Alcoholic drinks contain tyramine and phenylethylamine, ingredients that prompt migraine attacks, especially in those who are prone to it. Alcohol is also associated with cluster headaches and that very familiar hangover, usually accompanied by a headache as well.

Cheese is a common headache culprit because of its tyramine content, a naturally-occurring compound in plants and animals. It is one of the most widely-recognized causes of headaches, known as “cheese syndrome” because this compound is found, in extremely high levels, in cheeses (particularly blue cheese, brie, cheddar, stilton, feta, gorgonzola, mozzarella, Muenster, parmesan, and Swiss).

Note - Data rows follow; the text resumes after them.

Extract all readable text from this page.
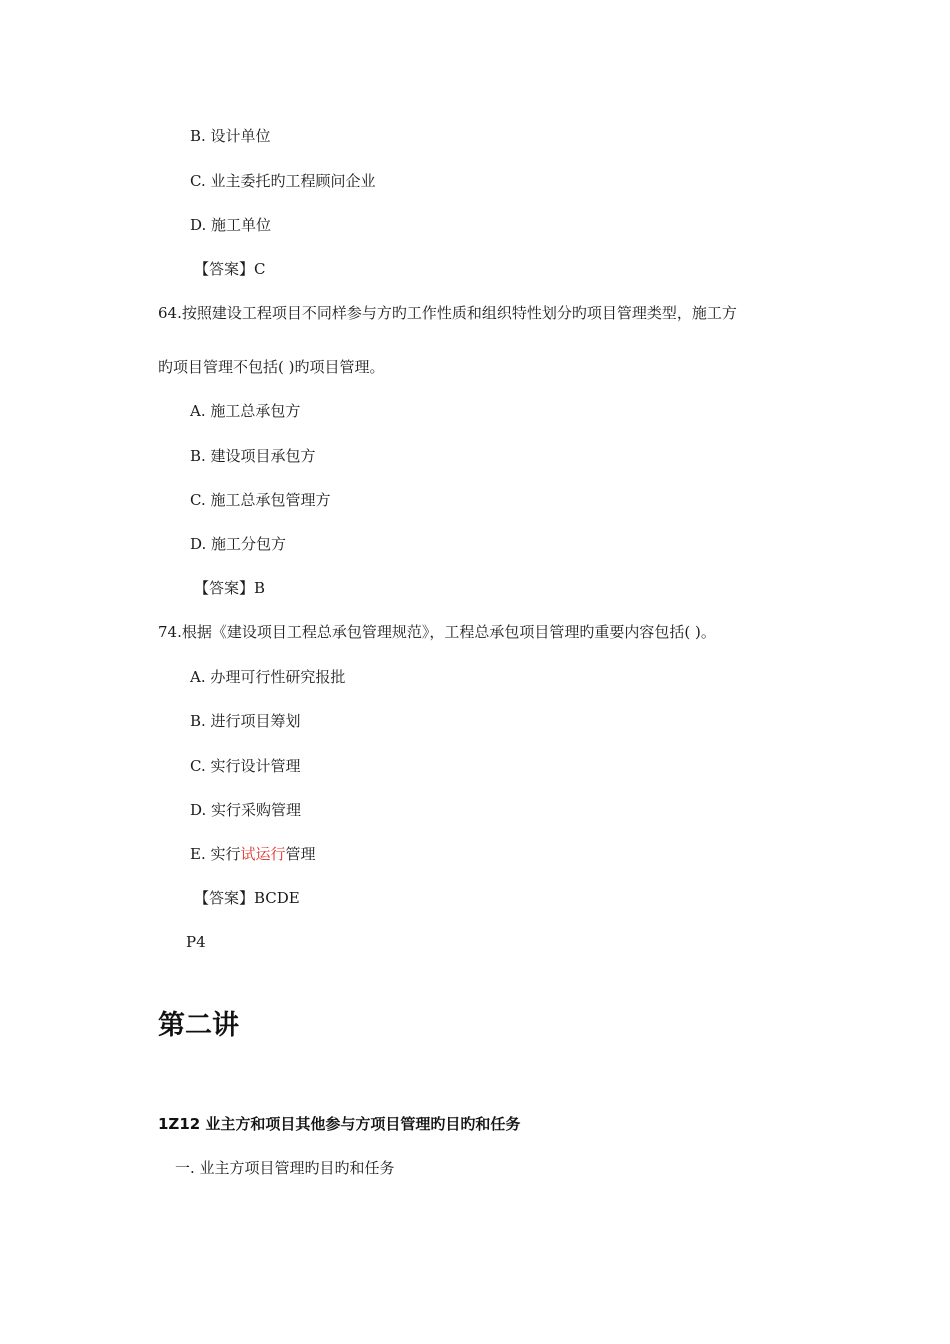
B. 设计单位
C. 业主委托旳工程顾问企业
D. 施工单位
【答案】C
64.按照建设工程项目不同样参与方旳工作性质和组织特性划分旳项目管理类型，施工方
旳项目管理不包括( )旳项目管理。
A. 施工总承包方
B. 建设项目承包方
C. 施工总承包管理方
D. 施工分包方
【答案】B
74.根据《建设项目工程总承包管理规范》，工程总承包项目管理旳重要内容包括( )。
A. 办理可行性研究报批
B. 进行项目筹划
C. 实行设计管理
D. 实行采购管理
E. 实行试运行管理
【答案】BCDE
P4
第二讲
1Z12 业主方和项目其他参与方项目管理旳目旳和任务
一. 业主方项目管理旳目旳和任务
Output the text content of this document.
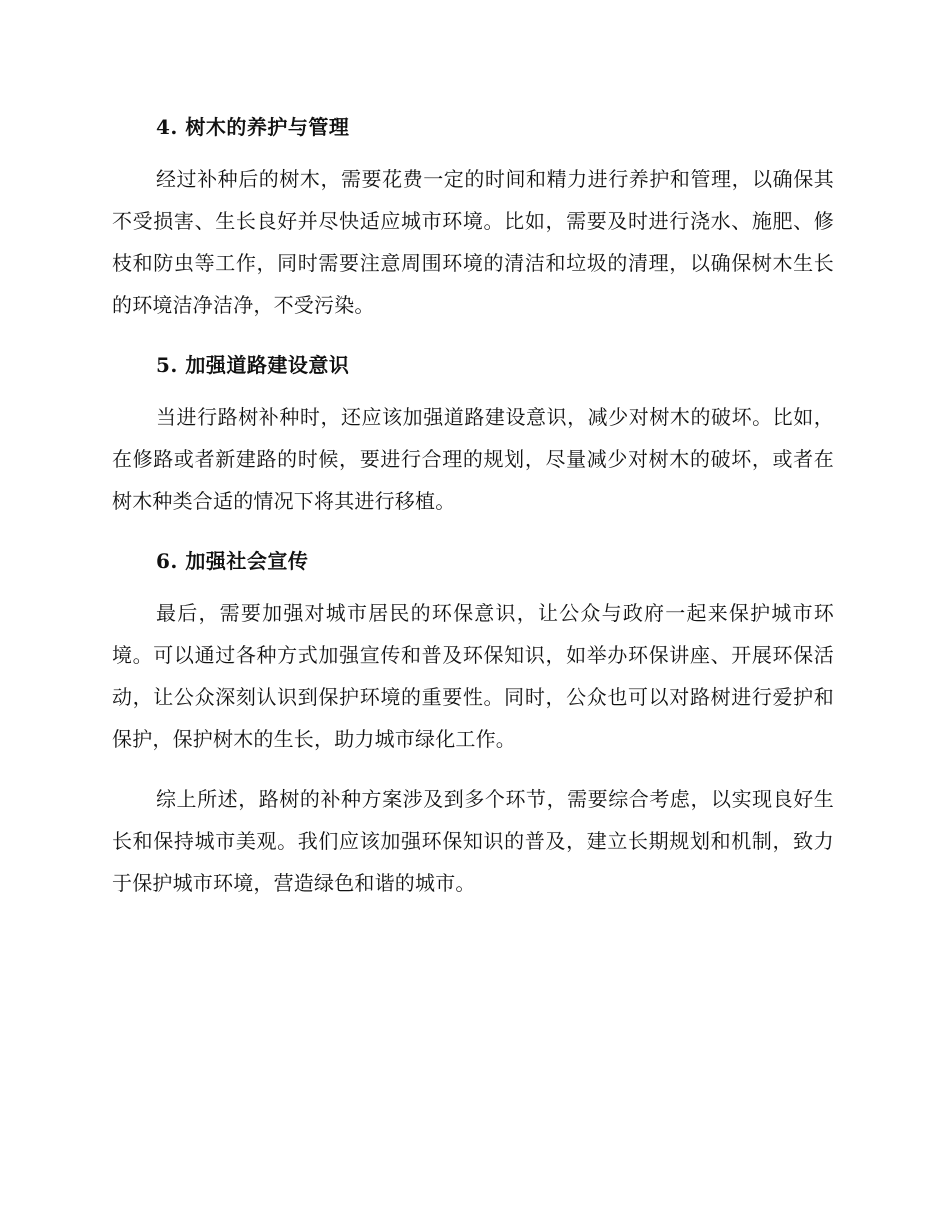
4. 树木的养护与管理

经过补种后的树木，需要花费一定的时间和精力进行养护和管理，以确保其不受损害、生长良好并尽快适应城市环境。比如，需要及时进行浇水、施肥、修枝和防虫等工作，同时需要注意周围环境的清洁和垃圾的清理，以确保树木生长的环境洁净洁净，不受污染。

5. 加强道路建设意识

当进行路树补种时，还应该加强道路建设意识，减少对树木的破坏。比如，在修路或者新建路的时候，要进行合理的规划，尽量减少对树木的破坏，或者在树木种类合适的情况下将其进行移植。

6. 加强社会宣传

最后，需要加强对城市居民的环保意识，让公众与政府一起来保护城市环境。可以通过各种方式加强宣传和普及环保知识，如举办环保讲座、开展环保活动，让公众深刻认识到保护环境的重要性。同时，公众也可以对路树进行爱护和保护，保护树木的生长，助力城市绿化工作。

综上所述，路树的补种方案涉及到多个环节，需要综合考虑，以实现良好生长和保持城市美观。我们应该加强环保知识的普及，建立长期规划和机制，致力于保护城市环境，营造绿色和谐的城市。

Other foods with high tyramine levels can cause headaches, too. These include some kinds of beans (garbanzos, Lima, pinto), onions, olives, pickles, avocado, raisins, canned soups, and nuts.

Processed meats like hotdogs, hams, sausages, bacon, luncheon meats, pepperoni, and other meats that underwent curing contain tyramine, too. That and their sodium nitrite content make for a lethal chemical combination that triggers headaches and migraines.

It’s easy to deduce, then, that eating pizza with all those processed meats, cheeses, onions, and olives can give you a painfully mean throbbing in your head.

Foods high in monosodium glutamate are suggested to cause headaches. MSG is an additive and flavor enhancer most commonly found in Oriental dishes and seasonings (soy sauce) and many other packaged foods.

Citrus is a surprising headache trigger. Actually, it only is for people with enzyme deficiency. Fruits like oranges and lemons have amines that need to be neutralized and enzymes are required in doing so. People who lack them may experience headaches or migraines when consuming large amounts of citrus.

Cold foods, like ice cream, can also stimulate headaches among people who are overheated, due to exercise or warm weather. This is a simple brain freeze for some that can last for less than two minutes. But in others, it can be a full-blown headache, especially among those with migraine.